Several things become obvious and some of them are addressing the painful subject that I am an absolute beginner and made corresponding mistakes. First was the return home altitude. This specification can be made in the menu and should be adapted according the environment. It was set for 50 meters which normally is a good choice, even with some trees. Here it might have hampered a safe return. Altitude is relative to ground level, so 50 meters means 50 meters either above launch site altitude or ground level when pushing the return home button (I’m not sure actually). Both alternatives where bad choices because the cliffs seemed to exceed this height. This means the aircraft came down and suddenly had to climb when coming close to the rock walls. This leads to the second beginner mistake. The camera sensors that prevent collision were starting to malfunction due to low light. I was flying at dusk and planned to return much earlier. Some of the extra loops the drone was flying may have been induced by collision sensors not working perfectly in the approaching dusk.

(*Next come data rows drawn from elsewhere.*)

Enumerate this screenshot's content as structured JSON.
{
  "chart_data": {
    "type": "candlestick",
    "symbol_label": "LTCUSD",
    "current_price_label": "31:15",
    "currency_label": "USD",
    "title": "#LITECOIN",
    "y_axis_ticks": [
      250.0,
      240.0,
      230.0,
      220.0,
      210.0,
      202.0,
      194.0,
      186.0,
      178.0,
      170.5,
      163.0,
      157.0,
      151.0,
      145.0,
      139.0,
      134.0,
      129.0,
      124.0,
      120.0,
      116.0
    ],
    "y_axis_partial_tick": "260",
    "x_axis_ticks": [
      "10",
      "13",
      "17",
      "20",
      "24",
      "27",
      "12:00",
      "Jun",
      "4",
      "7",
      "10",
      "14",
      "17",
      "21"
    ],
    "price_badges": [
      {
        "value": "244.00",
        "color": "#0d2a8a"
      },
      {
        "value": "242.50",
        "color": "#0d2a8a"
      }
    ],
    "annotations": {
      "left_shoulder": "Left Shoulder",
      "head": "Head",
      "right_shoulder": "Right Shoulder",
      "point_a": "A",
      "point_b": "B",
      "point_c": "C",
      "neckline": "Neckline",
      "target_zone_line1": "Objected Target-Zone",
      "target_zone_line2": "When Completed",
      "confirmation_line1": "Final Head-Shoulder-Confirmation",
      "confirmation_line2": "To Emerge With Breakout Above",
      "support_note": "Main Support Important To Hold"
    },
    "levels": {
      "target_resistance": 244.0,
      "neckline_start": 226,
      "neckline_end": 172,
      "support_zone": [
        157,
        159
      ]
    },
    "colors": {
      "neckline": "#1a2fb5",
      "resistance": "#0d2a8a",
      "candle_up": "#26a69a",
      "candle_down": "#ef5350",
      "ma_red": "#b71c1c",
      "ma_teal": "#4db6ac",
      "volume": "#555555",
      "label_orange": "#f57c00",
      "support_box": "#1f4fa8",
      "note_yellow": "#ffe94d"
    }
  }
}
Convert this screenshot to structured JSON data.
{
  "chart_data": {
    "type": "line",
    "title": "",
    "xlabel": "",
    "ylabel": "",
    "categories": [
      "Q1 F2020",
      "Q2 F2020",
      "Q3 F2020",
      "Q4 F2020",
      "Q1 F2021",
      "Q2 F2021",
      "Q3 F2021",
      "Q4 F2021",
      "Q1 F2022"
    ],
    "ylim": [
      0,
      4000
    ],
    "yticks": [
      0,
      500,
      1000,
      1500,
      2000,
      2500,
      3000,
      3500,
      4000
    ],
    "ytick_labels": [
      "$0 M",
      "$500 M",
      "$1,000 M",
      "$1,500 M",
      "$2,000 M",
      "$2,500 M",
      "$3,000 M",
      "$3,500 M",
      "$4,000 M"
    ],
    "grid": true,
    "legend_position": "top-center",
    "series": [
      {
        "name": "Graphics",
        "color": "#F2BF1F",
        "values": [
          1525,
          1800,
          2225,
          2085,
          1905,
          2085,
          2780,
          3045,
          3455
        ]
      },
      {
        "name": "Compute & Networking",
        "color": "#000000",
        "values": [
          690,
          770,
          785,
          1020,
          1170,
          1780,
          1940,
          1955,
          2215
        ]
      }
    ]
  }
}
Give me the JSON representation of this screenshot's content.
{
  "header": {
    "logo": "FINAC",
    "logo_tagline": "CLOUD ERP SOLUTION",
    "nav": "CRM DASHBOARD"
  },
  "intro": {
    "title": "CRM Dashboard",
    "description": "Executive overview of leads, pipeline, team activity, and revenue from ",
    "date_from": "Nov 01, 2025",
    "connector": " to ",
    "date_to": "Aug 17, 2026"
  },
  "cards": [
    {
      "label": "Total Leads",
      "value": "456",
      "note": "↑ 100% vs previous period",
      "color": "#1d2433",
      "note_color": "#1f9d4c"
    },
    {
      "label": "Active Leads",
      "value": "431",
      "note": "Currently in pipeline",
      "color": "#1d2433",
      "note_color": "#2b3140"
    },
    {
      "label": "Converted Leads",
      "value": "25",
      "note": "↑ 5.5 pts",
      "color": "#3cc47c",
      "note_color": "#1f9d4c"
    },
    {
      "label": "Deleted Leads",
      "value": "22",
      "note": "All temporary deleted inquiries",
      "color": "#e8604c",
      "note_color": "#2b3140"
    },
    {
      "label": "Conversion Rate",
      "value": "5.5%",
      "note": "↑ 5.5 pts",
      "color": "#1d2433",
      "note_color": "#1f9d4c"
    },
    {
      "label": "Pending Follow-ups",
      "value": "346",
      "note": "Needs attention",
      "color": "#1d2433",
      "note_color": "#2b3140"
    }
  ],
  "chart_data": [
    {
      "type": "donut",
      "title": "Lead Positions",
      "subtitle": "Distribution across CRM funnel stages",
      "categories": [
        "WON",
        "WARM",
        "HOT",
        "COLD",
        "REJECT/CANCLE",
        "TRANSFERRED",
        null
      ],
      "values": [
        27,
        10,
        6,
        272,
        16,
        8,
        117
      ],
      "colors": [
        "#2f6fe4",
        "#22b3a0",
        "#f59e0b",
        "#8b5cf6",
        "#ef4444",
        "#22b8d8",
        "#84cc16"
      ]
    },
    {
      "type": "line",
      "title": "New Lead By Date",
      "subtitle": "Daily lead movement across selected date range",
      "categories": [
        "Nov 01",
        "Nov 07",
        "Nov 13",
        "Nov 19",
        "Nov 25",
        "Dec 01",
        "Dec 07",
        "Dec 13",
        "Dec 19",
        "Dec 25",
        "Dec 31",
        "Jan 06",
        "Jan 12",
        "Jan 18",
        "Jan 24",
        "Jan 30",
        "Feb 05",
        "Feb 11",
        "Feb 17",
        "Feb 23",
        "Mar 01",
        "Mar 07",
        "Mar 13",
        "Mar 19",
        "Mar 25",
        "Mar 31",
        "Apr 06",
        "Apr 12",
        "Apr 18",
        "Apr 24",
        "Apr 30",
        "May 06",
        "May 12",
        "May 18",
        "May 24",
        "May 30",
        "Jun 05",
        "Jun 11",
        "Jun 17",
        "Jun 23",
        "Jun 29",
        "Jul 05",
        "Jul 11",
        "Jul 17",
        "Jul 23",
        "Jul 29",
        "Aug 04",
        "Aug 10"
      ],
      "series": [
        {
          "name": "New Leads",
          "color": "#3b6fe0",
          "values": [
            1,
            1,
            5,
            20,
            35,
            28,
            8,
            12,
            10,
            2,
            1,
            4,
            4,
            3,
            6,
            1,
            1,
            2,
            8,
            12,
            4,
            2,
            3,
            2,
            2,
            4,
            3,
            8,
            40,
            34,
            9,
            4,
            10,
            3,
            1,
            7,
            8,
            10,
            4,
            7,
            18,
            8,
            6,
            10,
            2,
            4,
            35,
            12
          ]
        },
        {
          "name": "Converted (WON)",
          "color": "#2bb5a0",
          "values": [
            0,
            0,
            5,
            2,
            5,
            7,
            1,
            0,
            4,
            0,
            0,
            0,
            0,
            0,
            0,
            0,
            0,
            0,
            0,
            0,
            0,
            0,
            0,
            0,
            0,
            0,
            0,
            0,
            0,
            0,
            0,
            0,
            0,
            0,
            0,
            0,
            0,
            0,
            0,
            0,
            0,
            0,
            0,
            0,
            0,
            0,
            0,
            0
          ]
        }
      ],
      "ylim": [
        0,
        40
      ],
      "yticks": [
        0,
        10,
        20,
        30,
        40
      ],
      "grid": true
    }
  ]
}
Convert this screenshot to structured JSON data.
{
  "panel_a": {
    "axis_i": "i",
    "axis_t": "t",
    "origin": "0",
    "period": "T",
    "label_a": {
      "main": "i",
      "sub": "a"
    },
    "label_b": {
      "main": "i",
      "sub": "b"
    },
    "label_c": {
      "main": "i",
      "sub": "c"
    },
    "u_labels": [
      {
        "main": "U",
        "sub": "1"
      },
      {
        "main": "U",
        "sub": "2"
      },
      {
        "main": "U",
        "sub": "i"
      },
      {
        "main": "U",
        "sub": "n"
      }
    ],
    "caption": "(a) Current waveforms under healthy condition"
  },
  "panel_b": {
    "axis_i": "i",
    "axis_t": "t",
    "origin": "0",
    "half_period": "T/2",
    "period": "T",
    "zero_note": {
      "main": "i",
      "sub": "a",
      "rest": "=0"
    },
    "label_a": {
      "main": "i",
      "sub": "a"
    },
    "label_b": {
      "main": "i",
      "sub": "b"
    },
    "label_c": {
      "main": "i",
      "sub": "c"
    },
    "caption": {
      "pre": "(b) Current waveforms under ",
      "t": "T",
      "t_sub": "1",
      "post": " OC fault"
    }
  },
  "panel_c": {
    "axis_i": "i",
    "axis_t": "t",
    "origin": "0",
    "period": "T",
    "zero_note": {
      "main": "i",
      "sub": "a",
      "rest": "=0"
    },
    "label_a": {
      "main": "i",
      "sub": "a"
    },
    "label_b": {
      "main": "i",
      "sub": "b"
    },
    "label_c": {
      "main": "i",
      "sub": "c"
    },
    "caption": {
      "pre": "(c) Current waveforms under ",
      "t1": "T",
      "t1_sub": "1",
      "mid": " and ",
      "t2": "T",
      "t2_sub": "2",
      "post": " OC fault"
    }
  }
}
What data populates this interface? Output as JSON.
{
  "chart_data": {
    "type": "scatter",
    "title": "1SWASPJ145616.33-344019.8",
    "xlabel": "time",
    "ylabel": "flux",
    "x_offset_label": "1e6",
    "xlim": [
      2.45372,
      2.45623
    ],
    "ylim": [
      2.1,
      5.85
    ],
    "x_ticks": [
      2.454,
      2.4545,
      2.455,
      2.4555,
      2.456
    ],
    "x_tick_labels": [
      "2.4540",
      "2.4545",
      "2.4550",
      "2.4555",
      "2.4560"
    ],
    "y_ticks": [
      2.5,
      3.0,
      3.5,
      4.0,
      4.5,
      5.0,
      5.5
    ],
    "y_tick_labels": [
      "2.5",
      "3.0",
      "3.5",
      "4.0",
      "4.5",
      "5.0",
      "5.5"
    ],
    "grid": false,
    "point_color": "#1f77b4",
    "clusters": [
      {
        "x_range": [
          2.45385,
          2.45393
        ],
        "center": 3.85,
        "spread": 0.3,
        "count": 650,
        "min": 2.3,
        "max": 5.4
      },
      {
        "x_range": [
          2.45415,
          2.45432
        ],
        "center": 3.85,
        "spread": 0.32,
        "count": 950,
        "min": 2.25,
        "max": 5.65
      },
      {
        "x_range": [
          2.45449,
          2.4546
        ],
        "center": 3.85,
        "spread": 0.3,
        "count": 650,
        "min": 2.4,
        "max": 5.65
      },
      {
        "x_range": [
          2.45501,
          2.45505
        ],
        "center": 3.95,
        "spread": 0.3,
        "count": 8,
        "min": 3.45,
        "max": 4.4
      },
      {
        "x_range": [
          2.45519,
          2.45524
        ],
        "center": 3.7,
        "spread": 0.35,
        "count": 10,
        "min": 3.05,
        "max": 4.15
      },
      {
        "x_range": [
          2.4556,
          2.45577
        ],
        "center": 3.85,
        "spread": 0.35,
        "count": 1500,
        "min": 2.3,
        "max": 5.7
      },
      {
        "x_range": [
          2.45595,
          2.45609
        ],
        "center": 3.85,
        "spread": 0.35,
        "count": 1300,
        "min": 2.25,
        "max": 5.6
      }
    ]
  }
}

But the fundamental question remains: Why were coordination and communication so error-prone? The message that something is wrong with the magnetic compass incubated a line of thought in my brain: Could it be that the very reason for our northern lights show is at the same time responsible for the malfunction of the drone? It certainly makes sense from my layman’s position. To clarify this I approached the experts at the German Research Centre for Geosciences (GFZ). They largely confirmed what I was thinking:
“Magnetic compasses rely on stable geomagnetic conditions in order to correctly determine where north is”, says Claudia Stolle, section head for geomagnetism at GFZ. “However, most drones are equipped with a GPS system which are satellite based and do not rely on magnetic orientation. Yet even GPS system can be affected by solar winds: Variations in the upper atmosphere and the ionosphere disrupt signal transmission via GPS.” The Kp index measures irregularities in the magnetic field of the earth, but since they are largely caused by the solar winds the index is also a reliable indicator for those winds and hence the possible malfunction of GPS systems. A Kp value of 1 to 3 is considered trouble-free, but already Kp 4 is critical and experts advocate a strict no-fly policy for Kp 5 or higher. “The risk for the radio connection between copter and control device being disrupted and for unintended manoeuvres is very high”, concludes Stolle.
Well, this puts my adventure into a whole new perspective. Knowing that the Kp index is a three hour averaged estimate the possibility of some short peaks within a Kp 3 window is clearly there. I payed with 45 minutes of panic and anger, luckily I did not pay with a complete loss in the end. There is a lot to learn out there and I hope you found some bits of info in here valuable. Feel cordially invited to add your own experiences here and to provide some more info that might help beginners and pros alike.